CANÇÃO ESTRATOSFÉRICA DO SUBMUNDO
Fabio
Carvalho
Quando a vi pela
primeira vez, Sylvia Klein tinha dezessete anos. Como nefelibata ela passava em
frente à grade do Parque Municipal na direção contrária da minha, destacando-se
de maneira cintilante em meio à multidão cinza. Foi recorrente minha visão,
cheguei a marcar a hora para vê-la passar. Ali seu caminhar já era brilhante.
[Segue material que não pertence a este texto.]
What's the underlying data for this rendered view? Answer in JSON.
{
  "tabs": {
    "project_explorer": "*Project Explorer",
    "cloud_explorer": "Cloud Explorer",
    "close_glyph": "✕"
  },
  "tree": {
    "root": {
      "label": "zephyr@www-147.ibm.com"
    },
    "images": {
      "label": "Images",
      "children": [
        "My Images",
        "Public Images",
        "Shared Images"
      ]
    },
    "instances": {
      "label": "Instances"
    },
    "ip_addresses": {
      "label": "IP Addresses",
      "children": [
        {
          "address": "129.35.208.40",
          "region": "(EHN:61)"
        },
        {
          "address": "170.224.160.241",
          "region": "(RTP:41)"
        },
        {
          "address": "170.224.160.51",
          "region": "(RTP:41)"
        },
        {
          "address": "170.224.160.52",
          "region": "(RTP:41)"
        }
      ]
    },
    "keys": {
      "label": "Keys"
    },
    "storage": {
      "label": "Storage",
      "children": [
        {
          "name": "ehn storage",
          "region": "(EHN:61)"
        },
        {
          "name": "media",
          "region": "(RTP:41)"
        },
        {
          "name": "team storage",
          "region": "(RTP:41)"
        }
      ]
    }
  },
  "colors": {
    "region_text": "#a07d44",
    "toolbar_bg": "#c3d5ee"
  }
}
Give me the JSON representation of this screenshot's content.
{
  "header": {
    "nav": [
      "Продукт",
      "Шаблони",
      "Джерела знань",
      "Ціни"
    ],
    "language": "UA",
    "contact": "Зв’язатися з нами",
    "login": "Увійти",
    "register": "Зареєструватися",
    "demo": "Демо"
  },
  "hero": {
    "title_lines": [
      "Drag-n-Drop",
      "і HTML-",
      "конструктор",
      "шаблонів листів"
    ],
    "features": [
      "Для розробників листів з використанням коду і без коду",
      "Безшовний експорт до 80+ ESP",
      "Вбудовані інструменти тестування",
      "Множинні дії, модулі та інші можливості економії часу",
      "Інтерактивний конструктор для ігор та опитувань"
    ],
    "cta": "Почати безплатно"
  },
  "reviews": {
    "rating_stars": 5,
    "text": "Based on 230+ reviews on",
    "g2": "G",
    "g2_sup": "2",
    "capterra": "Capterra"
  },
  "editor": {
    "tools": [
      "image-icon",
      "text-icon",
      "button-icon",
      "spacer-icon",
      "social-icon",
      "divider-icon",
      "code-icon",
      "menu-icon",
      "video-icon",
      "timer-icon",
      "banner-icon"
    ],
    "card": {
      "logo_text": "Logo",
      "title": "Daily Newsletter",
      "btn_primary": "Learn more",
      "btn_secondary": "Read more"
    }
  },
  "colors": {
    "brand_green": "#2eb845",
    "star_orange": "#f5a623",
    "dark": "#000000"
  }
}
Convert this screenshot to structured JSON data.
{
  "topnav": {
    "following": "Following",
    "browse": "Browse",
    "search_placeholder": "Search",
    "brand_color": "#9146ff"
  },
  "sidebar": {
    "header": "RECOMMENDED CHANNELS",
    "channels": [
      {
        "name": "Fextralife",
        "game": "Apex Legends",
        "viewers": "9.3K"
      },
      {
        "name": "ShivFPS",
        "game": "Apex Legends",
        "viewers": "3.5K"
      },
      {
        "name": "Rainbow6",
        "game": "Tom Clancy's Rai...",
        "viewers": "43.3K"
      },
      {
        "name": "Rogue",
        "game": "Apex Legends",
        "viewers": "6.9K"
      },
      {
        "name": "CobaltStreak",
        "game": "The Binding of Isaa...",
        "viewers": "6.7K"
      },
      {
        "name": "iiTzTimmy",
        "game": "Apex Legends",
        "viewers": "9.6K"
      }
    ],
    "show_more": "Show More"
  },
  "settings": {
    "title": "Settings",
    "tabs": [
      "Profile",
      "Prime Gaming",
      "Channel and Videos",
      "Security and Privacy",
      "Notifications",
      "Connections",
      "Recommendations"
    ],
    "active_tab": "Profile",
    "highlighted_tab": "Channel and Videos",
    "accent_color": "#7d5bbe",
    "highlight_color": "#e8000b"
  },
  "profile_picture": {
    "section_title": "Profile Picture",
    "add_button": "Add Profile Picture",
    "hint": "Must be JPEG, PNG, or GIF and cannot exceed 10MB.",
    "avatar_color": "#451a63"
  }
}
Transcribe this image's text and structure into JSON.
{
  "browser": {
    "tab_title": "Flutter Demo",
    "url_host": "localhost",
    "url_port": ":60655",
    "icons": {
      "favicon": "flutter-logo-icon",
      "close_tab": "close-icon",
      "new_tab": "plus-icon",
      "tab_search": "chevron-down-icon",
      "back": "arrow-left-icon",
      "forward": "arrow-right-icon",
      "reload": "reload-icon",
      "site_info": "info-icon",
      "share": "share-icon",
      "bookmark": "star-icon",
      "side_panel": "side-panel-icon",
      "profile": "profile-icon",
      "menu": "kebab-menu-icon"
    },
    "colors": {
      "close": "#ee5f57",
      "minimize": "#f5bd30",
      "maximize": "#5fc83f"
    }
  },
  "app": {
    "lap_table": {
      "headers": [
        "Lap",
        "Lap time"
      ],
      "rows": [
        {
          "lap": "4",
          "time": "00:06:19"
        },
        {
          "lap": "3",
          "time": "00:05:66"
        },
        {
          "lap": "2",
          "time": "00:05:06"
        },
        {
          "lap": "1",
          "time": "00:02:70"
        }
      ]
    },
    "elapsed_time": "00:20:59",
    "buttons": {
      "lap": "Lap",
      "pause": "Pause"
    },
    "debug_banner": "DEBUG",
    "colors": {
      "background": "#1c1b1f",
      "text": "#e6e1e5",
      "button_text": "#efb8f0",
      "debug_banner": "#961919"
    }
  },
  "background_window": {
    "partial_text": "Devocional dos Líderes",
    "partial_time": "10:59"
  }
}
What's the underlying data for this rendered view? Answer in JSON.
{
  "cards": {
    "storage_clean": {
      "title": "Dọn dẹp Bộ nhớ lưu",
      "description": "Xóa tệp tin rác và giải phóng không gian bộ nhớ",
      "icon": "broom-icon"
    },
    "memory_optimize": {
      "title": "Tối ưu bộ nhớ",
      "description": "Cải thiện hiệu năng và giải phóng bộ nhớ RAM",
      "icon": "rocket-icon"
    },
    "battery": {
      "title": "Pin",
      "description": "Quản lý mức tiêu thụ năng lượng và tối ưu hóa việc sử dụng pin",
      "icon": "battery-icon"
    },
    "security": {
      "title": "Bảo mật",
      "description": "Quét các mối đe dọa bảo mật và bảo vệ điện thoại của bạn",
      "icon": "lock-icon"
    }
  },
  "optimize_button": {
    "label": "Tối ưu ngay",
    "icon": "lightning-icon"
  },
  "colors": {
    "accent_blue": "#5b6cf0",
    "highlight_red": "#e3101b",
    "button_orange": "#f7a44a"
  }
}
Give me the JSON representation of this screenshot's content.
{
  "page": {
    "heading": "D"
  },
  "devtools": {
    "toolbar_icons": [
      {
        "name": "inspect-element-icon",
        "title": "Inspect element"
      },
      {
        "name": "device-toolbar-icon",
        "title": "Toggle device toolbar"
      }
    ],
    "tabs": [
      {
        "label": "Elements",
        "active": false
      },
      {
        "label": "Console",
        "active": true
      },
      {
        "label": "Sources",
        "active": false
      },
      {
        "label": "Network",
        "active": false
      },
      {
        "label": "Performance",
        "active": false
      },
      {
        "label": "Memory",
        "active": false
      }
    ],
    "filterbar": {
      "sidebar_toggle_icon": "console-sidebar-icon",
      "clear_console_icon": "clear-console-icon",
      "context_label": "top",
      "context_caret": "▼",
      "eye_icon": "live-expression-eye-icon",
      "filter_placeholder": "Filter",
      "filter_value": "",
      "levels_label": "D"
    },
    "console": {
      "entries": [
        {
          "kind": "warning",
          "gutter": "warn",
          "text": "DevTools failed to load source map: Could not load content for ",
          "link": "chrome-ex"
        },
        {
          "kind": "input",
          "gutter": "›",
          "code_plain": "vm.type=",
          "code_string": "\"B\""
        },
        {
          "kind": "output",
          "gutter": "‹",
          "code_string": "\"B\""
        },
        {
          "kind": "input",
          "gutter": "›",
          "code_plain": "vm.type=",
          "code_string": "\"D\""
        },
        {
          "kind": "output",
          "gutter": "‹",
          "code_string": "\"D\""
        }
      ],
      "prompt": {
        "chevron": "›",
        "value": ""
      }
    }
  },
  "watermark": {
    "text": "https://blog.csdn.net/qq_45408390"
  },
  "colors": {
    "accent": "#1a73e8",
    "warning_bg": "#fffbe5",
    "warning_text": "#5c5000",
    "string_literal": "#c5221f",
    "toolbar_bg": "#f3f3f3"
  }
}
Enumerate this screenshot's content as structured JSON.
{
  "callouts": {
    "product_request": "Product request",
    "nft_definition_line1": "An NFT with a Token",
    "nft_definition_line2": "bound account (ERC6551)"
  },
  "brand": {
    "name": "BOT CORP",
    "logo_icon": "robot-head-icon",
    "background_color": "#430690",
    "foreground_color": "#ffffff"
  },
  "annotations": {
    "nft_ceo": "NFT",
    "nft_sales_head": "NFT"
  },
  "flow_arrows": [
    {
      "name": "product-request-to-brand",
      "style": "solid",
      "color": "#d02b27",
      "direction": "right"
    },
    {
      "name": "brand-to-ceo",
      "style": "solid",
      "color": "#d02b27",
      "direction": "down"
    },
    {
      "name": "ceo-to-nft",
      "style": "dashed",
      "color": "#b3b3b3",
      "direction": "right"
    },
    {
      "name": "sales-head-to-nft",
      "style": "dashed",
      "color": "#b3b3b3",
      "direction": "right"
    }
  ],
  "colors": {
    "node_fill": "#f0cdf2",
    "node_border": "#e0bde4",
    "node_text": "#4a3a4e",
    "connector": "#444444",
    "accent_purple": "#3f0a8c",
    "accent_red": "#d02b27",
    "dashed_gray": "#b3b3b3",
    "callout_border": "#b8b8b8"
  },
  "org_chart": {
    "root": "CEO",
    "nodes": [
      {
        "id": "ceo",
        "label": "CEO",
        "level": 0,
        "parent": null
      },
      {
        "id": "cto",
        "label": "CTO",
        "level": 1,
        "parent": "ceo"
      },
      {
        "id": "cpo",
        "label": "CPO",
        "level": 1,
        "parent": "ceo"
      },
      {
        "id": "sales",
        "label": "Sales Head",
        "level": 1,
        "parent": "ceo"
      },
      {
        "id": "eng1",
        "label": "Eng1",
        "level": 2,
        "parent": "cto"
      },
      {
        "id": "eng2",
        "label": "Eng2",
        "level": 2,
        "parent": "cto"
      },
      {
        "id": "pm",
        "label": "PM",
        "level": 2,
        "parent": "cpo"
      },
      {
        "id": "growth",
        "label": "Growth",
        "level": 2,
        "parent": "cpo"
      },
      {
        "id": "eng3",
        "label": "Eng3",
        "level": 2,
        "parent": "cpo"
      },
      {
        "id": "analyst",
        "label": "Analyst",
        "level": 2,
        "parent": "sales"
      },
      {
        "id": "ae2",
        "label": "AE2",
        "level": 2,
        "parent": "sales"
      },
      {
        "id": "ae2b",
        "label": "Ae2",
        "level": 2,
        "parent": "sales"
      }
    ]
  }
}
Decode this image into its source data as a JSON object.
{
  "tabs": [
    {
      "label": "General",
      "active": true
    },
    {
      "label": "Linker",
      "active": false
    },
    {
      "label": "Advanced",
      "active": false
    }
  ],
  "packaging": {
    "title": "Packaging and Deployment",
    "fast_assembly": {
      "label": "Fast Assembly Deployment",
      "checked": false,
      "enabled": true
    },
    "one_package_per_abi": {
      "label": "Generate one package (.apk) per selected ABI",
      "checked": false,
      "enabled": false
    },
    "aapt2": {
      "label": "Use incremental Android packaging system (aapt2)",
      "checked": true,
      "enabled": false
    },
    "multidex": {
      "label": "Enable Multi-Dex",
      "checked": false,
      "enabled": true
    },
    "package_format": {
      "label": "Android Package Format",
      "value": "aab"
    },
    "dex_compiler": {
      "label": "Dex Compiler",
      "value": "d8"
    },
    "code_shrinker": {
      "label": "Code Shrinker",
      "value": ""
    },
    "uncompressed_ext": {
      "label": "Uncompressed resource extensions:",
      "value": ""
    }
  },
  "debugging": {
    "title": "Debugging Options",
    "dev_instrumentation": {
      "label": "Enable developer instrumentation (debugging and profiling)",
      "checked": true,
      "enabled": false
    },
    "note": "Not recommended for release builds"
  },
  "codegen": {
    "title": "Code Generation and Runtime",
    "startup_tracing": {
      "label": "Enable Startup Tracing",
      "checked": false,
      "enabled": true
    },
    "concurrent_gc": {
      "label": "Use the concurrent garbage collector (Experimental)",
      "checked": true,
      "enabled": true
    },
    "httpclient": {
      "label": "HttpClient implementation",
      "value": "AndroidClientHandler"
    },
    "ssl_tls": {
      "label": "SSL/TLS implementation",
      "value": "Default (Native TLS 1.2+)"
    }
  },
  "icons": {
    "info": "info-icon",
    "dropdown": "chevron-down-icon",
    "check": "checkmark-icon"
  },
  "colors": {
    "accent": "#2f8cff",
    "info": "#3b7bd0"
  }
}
Branca e rosa como uma boneca de porcelana, não disfarçava sua voluptuosidade
de roqueira. Observei seu trajeto cantante, no coro, nos progressivos até
chegar a metaleira, que mais a absorvia, sempre tomada de opinião. A dedicação
ao canto lírico a transmutou para óperas, operetas e grandes concertos, ainda à
parceria de sua voz e o piano voador do Wagner Sander, depois voou para o
mimoso Caffeine Trio, melindrosas cantoras do rádio. Antes, no inicio dos anos
noventa começamos a conversar no extraordinário Café Urrubú dos meus atores
Hélio Zolini e Soraya De Borba. Fizemos nosso primeiro ensaio cinematográfico
na Igreja da Pampulha, em um plano-sequência para o filme Encontro Com Bardem,
onde canta sem edição Manuel de Falla, Dorival Caymmi e Pixinguinha, que para
meu espanto já sabia de cor. Foi
exato no dia em que ela completava trinta anos. Passamos uma temporada de
encontros casuais, na rua, em festas ou quando ela fez uma visita aos
bastidores do filme O General, acompanhando uma amiga. Mais adiante já em Porta
Do Palco, filme dedicado aos cinquenta anos de produção artística do nosso doce
patrimônio Julinho Varella, ela voltou para frente da minha objetiva. No Rio,
quando exibi Jimi Hendrix e a Fonoaudióloga que ela protagoniza, o cineasta
Luís Rosemberg Filho me perguntou: onde você encontrou essa bela atriz de
Moliére? Anos antes o mestre João Etienne tinha me dito que reconhecia o
verdadeiro ator, quando este tinha uma boa vaidade, uma necessidade de exibição
que começava na infância fazendo apresentações para os amiguinhos e para a
família, que em geral o cômico revela um grande ator dramático, o contrário nem
sempre acontece. O riso toca o especifico mágico humano para que se vertam as
lágrimas da tragédia existencial. Sua
explosão expressiva de cantriz é indubitável, sob a luz da interpretação da
natureza. Está claro que nada nasce pronto, é preciso um celestial esforço para
o polimento, ela o fez. Só
conheci pessoalmente o Wagner Sander no início dos ensaios desse encantado
Canção do Submundo. Ele fez contrariar a frase do Rogério Sganzerla, que
utilizo como minha: não quero conhecer ninguém que não conheço. Jovem, exímio
pianista, esse instrumento totalizante para a música como cinema para as artes,
cinéfilo, conhecedor da filosofia, culto e radical, como todo artista deveria
ser. Sempre fui wagneriano, hoje muito mais. Dirigir esses dois rebentos
fulgurantes, tem sido um experimento, um aprendizado imensurável no sentido de
dominar a arte de ser desnecessário, dominar a arte de colaborar sem
atrapalhar, já que aqui, eles acendem as luzes num gabarito altíssimo. Dominar
com carinho, das minas para o mundo. Ainda tive o prazer, com aquiescência da
Sylvia, de convidar o Adyr Assumpção para fazer Glauber falando Brecht. Meu
ator no O General e no Significações Amorosas, roteiro do Luís Rosemberg Filho,
que por enquanto não reuni condições para realizar. Articulado, também diretor,
dono de figura inclassificável e voz marcante, veio dar o tom mestiço ao
recital. Somos todos afrodescendentes. O feminino, sensual, corrosivo discurso
de Brecht e Weill, nos serve como uma metralhadora de esperanças em flor, como
reação ao grave momento limítrofe das intolerâncias, que o Brasil e o mundo
atravessam se ressentindo. Uma nova vida se descortina através da música. Nada
é mais político do que a arte pela arte.